Há já bastante tempo que queria devorar vorazmente esta obra, e eis que me surgiu a oportunidade no momento oportuno, e fi-lo com o maior prazer.
«— Sarnau, o lar é um pilão e a mulher o cereal. Como o milho serás amassada, triturada, torturada, para fazer a felicidade da família. Como o milho suporta tudo, pois esse é o preço da tua honra.» (p. 32)
Situado no Moçambique colonial, “Balada de Amor ao Vento” leva-nos a Mambone, “saudosa terra residente nas margens do rio Save” (p. 6), no norte da Província de Inhambane, para conhecermos Sarnau e Mwando. Um casal, à primeira vista, lindo mas improvável. O destino, como teria de ser, é-lhes cruel e entrega-lhes um futuro incerto, repleto de surpresas amargas: desilusões, decepções e loucura.

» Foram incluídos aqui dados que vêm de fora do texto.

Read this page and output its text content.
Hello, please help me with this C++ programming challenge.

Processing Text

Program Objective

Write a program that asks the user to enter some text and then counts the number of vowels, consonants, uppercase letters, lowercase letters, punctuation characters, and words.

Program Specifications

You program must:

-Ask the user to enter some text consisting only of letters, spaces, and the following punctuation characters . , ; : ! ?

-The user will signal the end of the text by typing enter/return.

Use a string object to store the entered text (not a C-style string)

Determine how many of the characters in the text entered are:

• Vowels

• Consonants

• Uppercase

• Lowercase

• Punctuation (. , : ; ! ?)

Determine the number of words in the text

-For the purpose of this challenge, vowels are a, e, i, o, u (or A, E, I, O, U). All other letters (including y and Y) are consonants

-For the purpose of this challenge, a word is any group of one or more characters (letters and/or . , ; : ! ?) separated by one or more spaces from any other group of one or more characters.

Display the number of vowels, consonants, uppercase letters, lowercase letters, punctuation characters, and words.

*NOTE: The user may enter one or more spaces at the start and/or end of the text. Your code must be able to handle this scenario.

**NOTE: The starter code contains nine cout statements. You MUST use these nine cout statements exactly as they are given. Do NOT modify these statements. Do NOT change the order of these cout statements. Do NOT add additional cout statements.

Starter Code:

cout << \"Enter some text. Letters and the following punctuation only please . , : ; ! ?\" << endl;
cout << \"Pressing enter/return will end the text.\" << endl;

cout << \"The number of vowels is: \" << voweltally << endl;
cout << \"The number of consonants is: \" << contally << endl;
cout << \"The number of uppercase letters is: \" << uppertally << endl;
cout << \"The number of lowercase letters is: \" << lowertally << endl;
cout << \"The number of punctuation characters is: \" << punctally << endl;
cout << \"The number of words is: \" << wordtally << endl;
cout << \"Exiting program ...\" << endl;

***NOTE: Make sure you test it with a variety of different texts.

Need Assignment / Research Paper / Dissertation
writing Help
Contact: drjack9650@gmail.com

Este é o tipo de história de amor que a primeira já sabemos como começa e como termina. Afinal, já conhecemos esta história, já ouvimos-la (ou vimos-la) inúmeras vezes. Todavia, aqui temos inovação. Mais que isso, o que perpassa toda a narrativa é o ineditismo, embalado em um tom lírico singular. A maneira que Chiziane acopla os elementos da tradição dentro da narrativa é incrivelmente espetacular, é um talento abismal, com certeza.
«Os golpes da vida a mulher suporta no silêncio da terra.» (p. 6)
A narração é irregular (algo que viria a ser levado aos extremos em 1993 em “Ventos do Apocalipse“), alternando entre a protagonista Sarnau e narrador heterodigiético para Mwando.
Sarnau é a protagonista-narradora que nos conta sobre a sua vida amorosa pelas terras de Mambone. Outrora Rainha de Mambone (primeira mulher do Rei Nguila) mas o amor por outro homem, sua paixão da adolescência, o Mwando, lhe leva a trilhar caminhos espinhosos que que culminam em miséria e pobreza extrema. Concomitantemente, Mwando, o padre que não chegou a ser, é o nosso protagonista masculino. Jovem exemplar, um homem azarento e amargurado. Apaixonado por Sarnau, mas obrigado a casar-se com outra. E mais, um monogâmico numa sociedade poligâmica tem que ser “eliminado, não presta” (p. 47), pois é um “galo que não consegue galar todas as frangas” (ibid). A vida parece nunca lhe sorrir no amor.
Estas duas almas perenemente condenadas e humanamente falhas cantam baladas de amor aos ventos de Mambone até aos de Mafalala, bairro paupérrimo da capital Lourenço Marques.
«— Sarnau, sangue do meu sangue, nem todas as lágrimas são tristezas, nem todos os sorrisos são alegrias. Os teus antepassados fremiam de dor, mas cantavam belas canções quando partiam para a escravatura. Os mortos vestem-se de gala quando vão a enterrar. Os vivos semeiam jardins nos túmulos tal como hoje te oferecemos flores. Os condenados sorriem quando caminham para o cadafalso, mas choram quando são libertados. Sarnau, minha Sarnau, partes agora para a escravatura.» (p. 33)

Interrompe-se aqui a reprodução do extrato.